The collateral part, deflation, is easy. All that re-emerging “overseas turmoil” in emerging markets set off a chain reaction against all collateral forms (haircuts and transformations, EM corporates in particular). Gold stabilized in mid-August and then finally jumps in the middle of October.

Is that the end of the deflation for 2018? Or is it, like August 2015, the transition from cursory warnings to more comprehensively negative signals? Systemic fear in sentiment eventually overcoming the mechanics of collateral in gold.

“Markets around the world” might wish to make that determination. Something, something liquidity.
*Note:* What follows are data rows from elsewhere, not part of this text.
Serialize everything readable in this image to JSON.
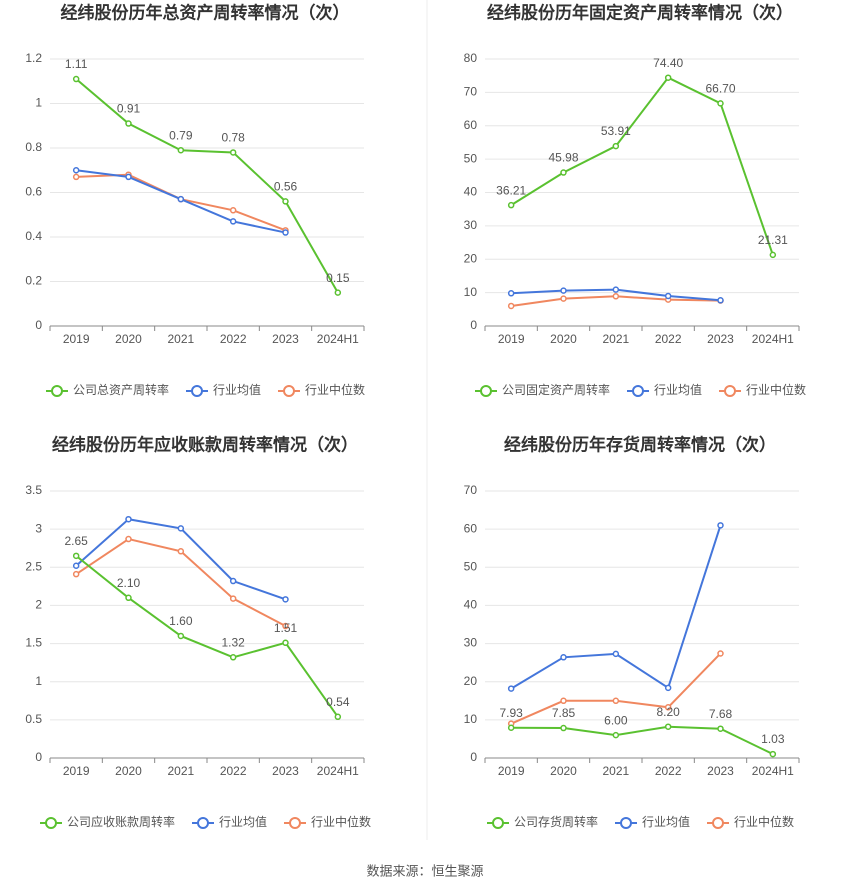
{
  "source": "数据来源：恒生聚源",
  "chart_data": [
    {
      "type": "line",
      "title": "经纬股份历年总资产周转率情况（次）",
      "categories": [
        "2019",
        "2020",
        "2021",
        "2022",
        "2023",
        "2024H1"
      ],
      "ylim": [
        0,
        1.2
      ],
      "yticks": [
        0,
        0.2,
        0.4,
        0.6,
        0.8,
        1,
        1.2
      ],
      "grid": true,
      "series": [
        {
          "name": "公司总资产周转率",
          "color": "#5ac130",
          "values": [
            1.11,
            0.91,
            0.79,
            0.78,
            0.56,
            0.15
          ],
          "value_labels": [
            "1.11",
            "0.91",
            "0.79",
            "0.78",
            "0.56",
            "0.15"
          ]
        },
        {
          "name": "行业均值",
          "color": "#4476db",
          "values": [
            0.7,
            0.67,
            0.57,
            0.47,
            0.42,
            null
          ]
        },
        {
          "name": "行业中位数",
          "color": "#f0875f",
          "values": [
            0.67,
            0.68,
            0.57,
            0.52,
            0.43,
            null
          ]
        }
      ]
    },
    {
      "type": "line",
      "title": "经纬股份历年固定资产周转率情况（次）",
      "categories": [
        "2019",
        "2020",
        "2021",
        "2022",
        "2023",
        "2024H1"
      ],
      "ylim": [
        0,
        80
      ],
      "yticks": [
        0,
        10,
        20,
        30,
        40,
        50,
        60,
        70,
        80
      ],
      "grid": true,
      "series": [
        {
          "name": "公司固定资产周转率",
          "color": "#5ac130",
          "values": [
            36.21,
            45.98,
            53.91,
            74.4,
            66.7,
            21.31
          ],
          "value_labels": [
            "36.21",
            "45.98",
            "53.91",
            "74.40",
            "66.70",
            "21.31"
          ]
        },
        {
          "name": "行业均值",
          "color": "#4476db",
          "values": [
            9.8,
            10.6,
            10.9,
            9.0,
            7.7,
            null
          ]
        },
        {
          "name": "行业中位数",
          "color": "#f0875f",
          "values": [
            6.0,
            8.2,
            8.9,
            7.9,
            7.6,
            null
          ]
        }
      ]
    },
    {
      "type": "line",
      "title": "经纬股份历年应收账款周转率情况（次）",
      "categories": [
        "2019",
        "2020",
        "2021",
        "2022",
        "2023",
        "2024H1"
      ],
      "ylim": [
        0,
        3.5
      ],
      "yticks": [
        0,
        0.5,
        1,
        1.5,
        2,
        2.5,
        3,
        3.5
      ],
      "grid": true,
      "series": [
        {
          "name": "公司应收账款周转率",
          "color": "#5ac130",
          "values": [
            2.65,
            2.1,
            1.6,
            1.32,
            1.51,
            0.54
          ],
          "value_labels": [
            "2.65",
            "2.10",
            "1.60",
            "1.32",
            "1.51",
            "0.54"
          ]
        },
        {
          "name": "行业均值",
          "color": "#4476db",
          "values": [
            2.52,
            3.13,
            3.01,
            2.32,
            2.08,
            null
          ]
        },
        {
          "name": "行业中位数",
          "color": "#f0875f",
          "values": [
            2.41,
            2.87,
            2.71,
            2.09,
            1.73,
            null
          ]
        }
      ]
    },
    {
      "type": "line",
      "title": "经纬股份历年存货周转率情况（次）",
      "categories": [
        "2019",
        "2020",
        "2021",
        "2022",
        "2023",
        "2024H1"
      ],
      "ylim": [
        0,
        70
      ],
      "yticks": [
        0,
        10,
        20,
        30,
        40,
        50,
        60,
        70
      ],
      "grid": true,
      "series": [
        {
          "name": "公司存货周转率",
          "color": "#5ac130",
          "values": [
            7.93,
            7.85,
            6.0,
            8.2,
            7.68,
            1.03
          ],
          "value_labels": [
            "7.93",
            "7.85",
            "6.00",
            "8.20",
            "7.68",
            "1.03"
          ]
        },
        {
          "name": "行业均值",
          "color": "#4476db",
          "values": [
            18.2,
            26.4,
            27.3,
            18.4,
            61.0,
            null
          ]
        },
        {
          "name": "行业中位数",
          "color": "#f0875f",
          "values": [
            9.0,
            15.0,
            15.0,
            13.3,
            27.4,
            null
          ]
        }
      ]
    }
  ]
}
From today’s roller coaster trading session:

At its session lows, the Dow had fallen 548.62 points, while the S&P 500 and Nasdaq had lost more than 2 percent each… The S&P 500 posted its fifth straight decline and briefly dipped below the lows hit earlier in October during this ongoing sell-off. The major indexes are all down at least 4.8 percent for October.
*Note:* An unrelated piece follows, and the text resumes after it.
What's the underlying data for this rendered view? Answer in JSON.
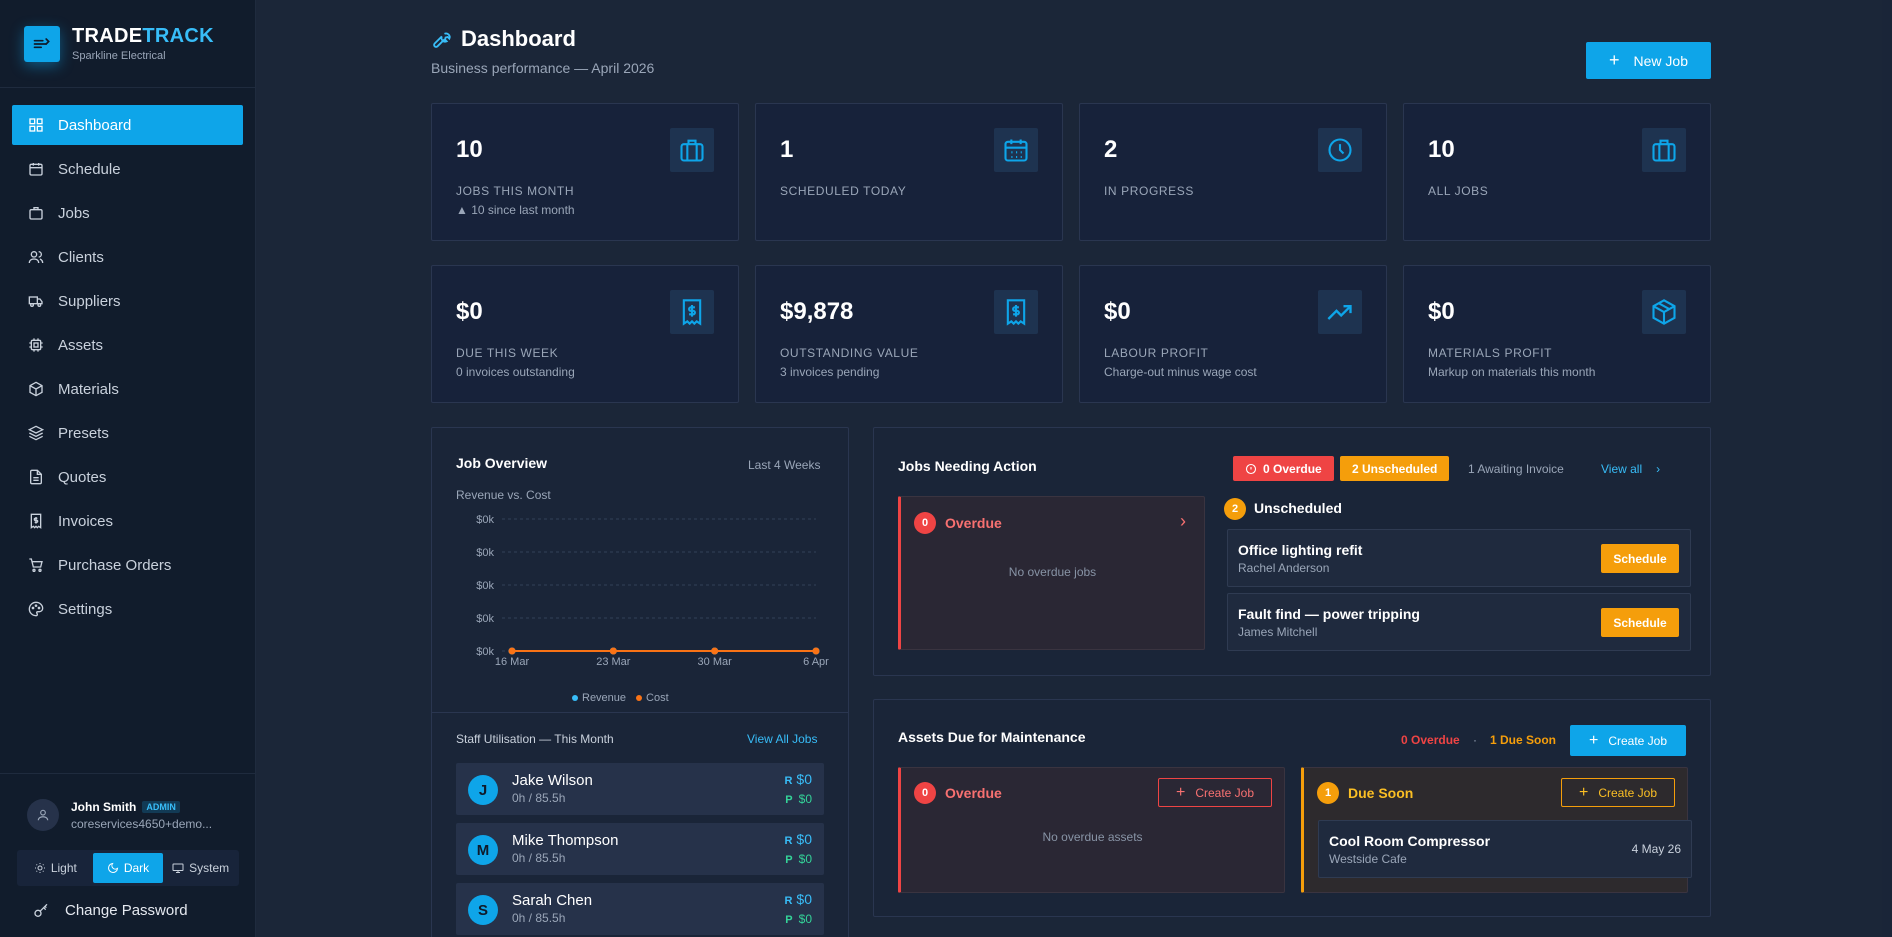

This time it is, apparently, “rising global tensions” rather than overseas turmoil. No matter, it’s all the same thing underneath. It should be clear by now that something’s off about 2018. It can’t be rate hikes, there were those in 2017, too. The question going forward toward 2019 is whether what’s not right is itself evolving even more unfavorably.

The three stages of gold: reflation, collateral, fear. The last does seem more consistent with overseas turmoil that isn’t so far away.